Punialava’a has been part of the Pacific music scene for more than five decades with Rev. Iosefa Lale Peteru and his wife Vini (nee Sofara) the band’s founder and original lead singer.

The band has partnered with Manatua which was founded by Faumuina Jep Savali this year.

“It was devastating to see the effect the Measles outbreak had on many families in Samoa and the unnecessary suffering it caused,” Rev. Peteru said.

“And that has now been deepened by the imminent threat of COVID-19 in Samoa and Samoans around the world. 

“We felt we needed to get our own message out in the best way we know, and that’s through our music and song.”

In a telephone interview with Samoa Observer on Saturday, Nanai Viellani Lale Peteru of Punialavaa said while they were writing the song last year, the COVID-19 pandemic hit and they had rewrote the song to ensure it would connect with Samoans who are experiencing disaster.

He added that his favorite line in the song is "Ua ao Samoa le Atua o Malama, Se'i fesili atu i Sa Levi ma Osi Taulaga". 

In English it translates as Samoa being lit up by the fluorescent God, stand in unity with the priesthood and the clergy, which he explained that science is available to deal with these pandemics and to turn to religion for emotional stability, because according to him, Samoa is founded on God and that our country is based on the principles of Christianity.

Asked about the song’s music video, Nanai said they originally planned to shoot the video in Samoa but that was not possible due to COVID-19.

Nevertheless they partnered up with Manatua which helped Punialavaa shoot the music video in Sky City Theater and would be launched on 30 November.

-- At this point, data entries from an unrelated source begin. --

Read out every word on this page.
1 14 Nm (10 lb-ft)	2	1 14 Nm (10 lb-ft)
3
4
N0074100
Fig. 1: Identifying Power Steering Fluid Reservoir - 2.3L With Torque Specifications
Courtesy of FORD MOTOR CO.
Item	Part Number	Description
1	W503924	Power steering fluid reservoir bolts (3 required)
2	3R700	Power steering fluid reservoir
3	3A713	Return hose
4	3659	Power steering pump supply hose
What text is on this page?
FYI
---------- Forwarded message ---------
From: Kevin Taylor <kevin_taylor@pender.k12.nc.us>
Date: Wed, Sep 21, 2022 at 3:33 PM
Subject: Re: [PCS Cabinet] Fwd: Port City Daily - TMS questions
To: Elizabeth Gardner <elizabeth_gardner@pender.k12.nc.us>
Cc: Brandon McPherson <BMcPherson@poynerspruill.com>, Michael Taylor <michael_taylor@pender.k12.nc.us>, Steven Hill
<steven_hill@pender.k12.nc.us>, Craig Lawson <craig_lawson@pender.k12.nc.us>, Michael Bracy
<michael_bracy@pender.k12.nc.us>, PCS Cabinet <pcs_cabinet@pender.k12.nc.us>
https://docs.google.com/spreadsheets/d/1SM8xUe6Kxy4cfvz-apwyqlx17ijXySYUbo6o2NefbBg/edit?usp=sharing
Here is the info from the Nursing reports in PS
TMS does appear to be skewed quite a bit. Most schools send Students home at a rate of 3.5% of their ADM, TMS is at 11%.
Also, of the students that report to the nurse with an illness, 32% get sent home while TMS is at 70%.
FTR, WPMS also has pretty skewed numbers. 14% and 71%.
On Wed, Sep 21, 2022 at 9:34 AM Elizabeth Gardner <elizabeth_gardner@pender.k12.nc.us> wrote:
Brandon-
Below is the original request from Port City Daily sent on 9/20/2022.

Nanai added that the partnership enabled them to complete the project, though they faced challenges due COVID-19 and they had to protect themselves, while trying to get the message out.

“Punialavaa is very fortunate and very happy to acknowledge the help of Faumuina Jep Savali and of course his company, Manatua for his help. 

“And of course we have so many friends and families who have helped us along the way with the production of not just the song but the music video.”

Punialava’a will launch Tagi le Atunu’u Pele live on Monday 30 November at Woodside Bar and Function Room in Manukau. The launching will also be live-stream.